Remember our discussion about pH above? Your source water should have a neutral pH of 7 or at least be in a range of 7.0-8.0. Well water can be superior to municipal water because it often has trace elements like calcium, chloride, sodium or iron. These trace elements in small amounts can be beneficial as these elements are sometimes deficient in an aquaponic system. Municipal water often contains chlorine which is toxic to both your fish, nitifying bacteria and your plants. If you know your water source has chlorine, you must arrange to have it removed before placing fish and/or plants in it. There are several ways to accomplish the removal of chlorine including: purchasing a water purification system for your entire home so not only your fish and plants are chlorine free but your family is also. You can also purchase a unit that attaches to the hose you use to fill your system. Chlorine can also be removed with lots of aeration. You let your system run for a couple of days with only water in it to allow the chlorine to dissipate. You need to use a chlorine test kit to signal when your water is safe for your fish, plants and bacteria. A safe level is less than 1 mg/l of chlorine. Another toxic element in municipal water is chloramine which can be removed using a catalytic water filter.

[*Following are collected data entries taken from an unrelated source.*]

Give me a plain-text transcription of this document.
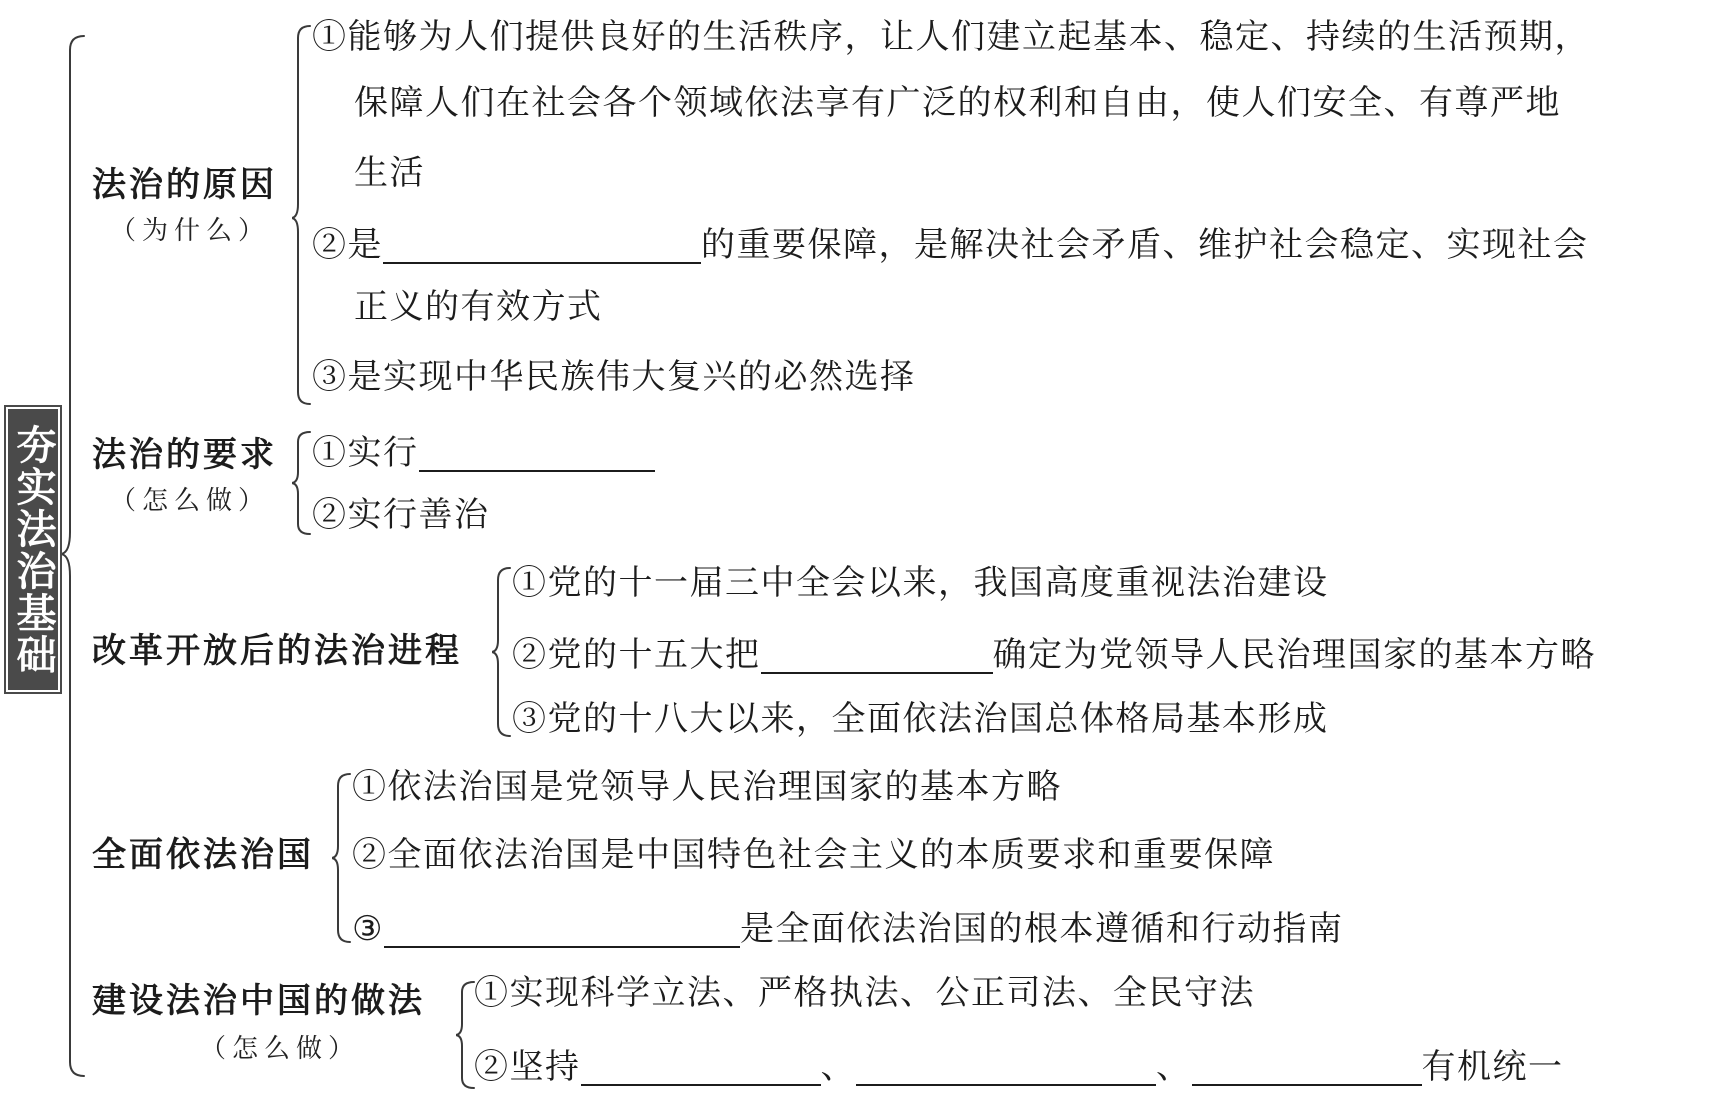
夯实法治基础
法治的原因
（为什么）
①能够为人们提供良好的生活秩序，让人们建立起基本、稳定、持续的生活预期，
保障人们在社会各个领域依法享有广泛的权利和自由，使人们安全、有尊严地
生活
②是	的重要保障，是解决社会矛盾、维护社会稳定、实现社会
正义的有效方式
③是实现中华民族伟大复兴的必然选择
法治的要求
（怎么做）
①实行
②实行善治
改革开放后的法治进程
①党的十一届三中全会以来，我国高度重视法治建设
②党的十五大把	确定为党领导人民治理国家的基本方略
③党的十八大以来，全面依法治国总体格局基本形成
全面依法治国
①依法治国是党领导人民治理国家的基本方略
②全面依法治国是中国特色社会主义的本质要求和重要保障
③	是全面依法治国的根本遵循和行动指南
建设法治中国的做法
（怎么做）
①实现科学立法、严格执法、公正司法、全民守法
②坚持	、	、	有机统一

There was a time when rain water was an excellent source of water for an aquaponic farmer; but it’s no longer reliable and can often contain contaminants especially in large cities where “acid rain” is a known occurrence. We also do not recommend reverse osmosis water unless you’re supplementing it with minerals due to the fact that it is lacking in anything that may be beneficial to your plants or fish. If your water is highly alkaline, then an RO unit may be required. We have found it necessary to install one of these ourselves due to the high alkalinity of our well water. Is is advisable to mix the RO water with source water in order to add in the source water minerals. Once your system is filled with good source water, you need to circulate your system for a day or two to bleed off any gases that it may contain. This also allows you to monitor and test your system to make sure it is working properly before adding the fish and the plants.